A bill allowing E-2 visa holders to purchase farmland in the state, which Blaine co-authored, sparked some backlash among local farmers. With an amendment that visa holders had to live in the state 10 months out of the year, the bill passed the House in May.

====Third term (20052006)====
Blaine fended off a primary challenge from June Varner on September 14, 2004. Blaine finished with 1,394 votes, or an 88% share, compared to Varner's 185 votes, or 12%. He faced DFL candidate Bob Keeton and Independence Party candidate Al Doty, the former holder of the seat, in the general election. Blaine won re-election to his third term on November 2, receiving 9,933 votes (50.07%) compared to Keeton's 7,430 (37.45%) and Doty's 2,460 (12.4%).

===Post-Senate activities===
After his election defeat, Blaine served on Minnesota Commissioner of Agriculture Gene Hugoson's Dairy Profitability Advisory Committee. He was reappointed in 2009. That year, Blaine was elected a director of the Minnesota Milk Producers Association.

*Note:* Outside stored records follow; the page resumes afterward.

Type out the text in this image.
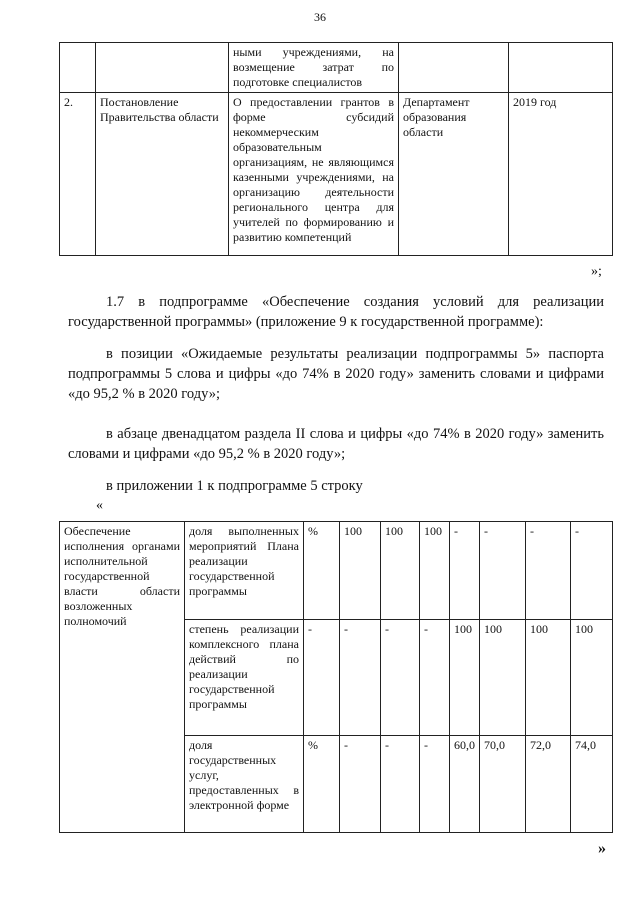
36
		ными учреждениями, на возмещение затрат по подготовке специалистов		
2.	Постановление Правительства области	О предоставлении грантов в форме субсидий некоммерческим образовательным организациям, не являющимся казенными учреждениями, на организацию деятельности регионального центра для учителей по формированию и развитию компетенций	Департамент образования области	2019 год
»;

1.7 в подпрограмме «Обеспечение создания условий для реализации государственной программы» (приложение 9 к государственной программе):

в позиции «Ожидаемые результаты реализации подпрограммы 5» паспорта подпрограммы 5 слова и цифры «до 74% в 2020 году» заменить словами и цифрами «до 95,2 % в 2020 году»;

в абзаце двенадцатом раздела II слова и цифры «до 74% в 2020 году» заменить словами и цифрами «до 95,2 % в 2020 году»;

в приложении 1 к подпрограмме 5 строку

«
Обеспечение исполнения органами исполнительной государственной власти области возложенных полномочий	доля выполненных мероприятий Плана реализации государственной программы	%	100	100	100	-	-	-	-
	степень реализации комплексного плана действий по реализации государственной программы	-	-	-	-	100	100	100	100
	доля государственных услуг, предоставленных в электронной форме	%	-	-	-	60,0	70,0	72,0	74,0
»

In 2017, Blaine announced his candidacy for the District 5 seat on the Morrison County Board of Commissioners. In April 2018, Blaine defeated Kenneth Primus for the seat with 514 votes, or 53.26% of the share, compared to Primus's 449 votes, or 46.53% of the share. Blaine won re-election in 2022.

In 2021, Blaine was named the president of the Gordon Rosenmeier Center for State and Local Government at Central Lakes College. Blaine became a vice-chair of the center in 2025.

==Personal life==
Blaine married Michelle Kunkel, a technology technician for Little Falls Community School District. Both Blaine and his wife were members of Our Lady of Lourdes Catholic Church in Little Falls. Blaine served on the parish council at the time of his election and was previously the council president. Blaine is also associated with several state associations related to dairy farming and business owners.